The difference between a “translator’s text” and a “scientific text” shows itself primarily in the critical apparatus. Whereas the Nestle-Aland edition cites on the average twenty variants per page, the United Bible Society text averages only 1.6 variant per page. It restricts itself to only the most significant variants, about eight thousand in the New Testament. It attempts, however, to document these more fully than Nestle-Aland does. It gives the evidence both for and against the reading adopted in the text rather than using Nestle-Aland’s method of citing only the main manuscripts that disagree with the adopted reading, thereby implying that all other manuscripts favor the reading of the text.
In 1968 a second edition of the United Bible Society text was brought out. The two most important changes appear immediately on the title page. One is the addition of a fifth name to the editorial staff, that of Dr. Carlo M. Martini, S.J. Dr. Martini is a professor at the Pontifical Biblical Institute in Rome. Hence Catholic scholarship, so long a bitter foe of the Bible Societies, has now entered in on the joint venture.

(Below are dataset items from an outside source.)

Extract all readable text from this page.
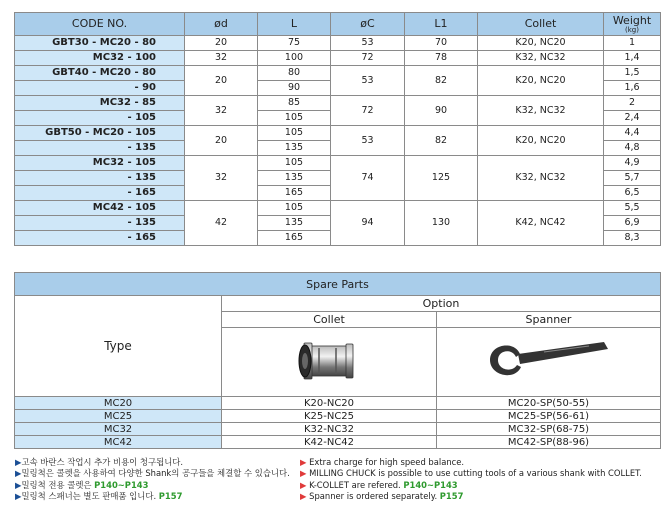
CODE NO.	ød	L	øC	L1	Collet	Weight
(kg)

GBT30 - MC20 - 80	20	75	53	70	K20, NC20	1
MC32 - 100	32	100	72	78	K32, NC32	1,4
GBT40 - MC20 - 80	20	80	53	82	K20, NC20	1,5
- 90		90				1,6
MC32 - 85	32	85	72	90	K32, NC32	2
- 105		105				2,4
GBT50 - MC20 - 105	20	105	53	82	K20, NC20	4,4
- 135		135				4,8
MC32 - 105	32	105	74	125	K32, NC32	4,9
- 135		135				5,7
- 165		165				6,5
MC42 - 105	42	105	94	130	K42, NC42	5,5
- 135		135				6,9
- 165		165				8,3
Spare Parts		
Type	Option	
	Collet	Spanner

MC20	K20-NC20	MC20-SP(50-55)
MC25	K25-NC25	MC25-SP(56-61)
MC32	K32-NC32	MC32-SP(68-75)
MC42	K42-NC42	MC42-SP(88-96)
▶고속 바란스 작업시 추가 비용이 청구됩니다.
▶밀링척은 콜렛을 사용하여 다양한 Shank의 공구들을 체결할 수 있습니다.
▶밀링척 전용 콜렛은 P140~P143
▶밀링척 스패너는 별도 판매품 입니다. P157
▶ Extra charge for high speed balance.
▶ MILLING CHUCK is possible to use cutting tools of a various shank with COLLET.
▶ K-COLLET are refered. P140~P143
▶ Spanner is ordered separately. P157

The other change is the information that the editorial committee of this second edition worked under the direction of the Institute for New Testament Textual Research located at Muenster. Professor Aland is a prominent member of this Institute. As was noted above, Professor Aland serves both as an editor for the Nestle-Aland text and on the editorial committee of the United Bible Society text. It will therefore surprise no one that the stated goal of the Institute is to bring the text of these two editions into conformity. The text of the third edition of the United Bible Society text is to conform to the text of the twenty-sixth edition of Nestle- Aland, both to come out in 1970. The differing purpose of the two editions will be maintained, however. The United Bible Society text is to be a “translator’s text.” The Nestle-Aland text is to remain the scholar’s tool.
Professor Aland in the Journal of Biblical Literature says of it, “In comparison with earlier editions, the new Nestle-Aland will have a considerably higher standard, its aim being to provide the specialist working on the New Testament text with all the material he might need.” Whether we choose the Nestle-Aland edition or the new United Bible Society text, we cannot but be impressed by the tremendous amount of work that has gone into their preparation and we need to thank God for the work of dedicated men who have brought to us the text in a form that we can be confident conforms closely to the original. The material for solid New Testament study is before us. It remains for us only to be faithful in using it.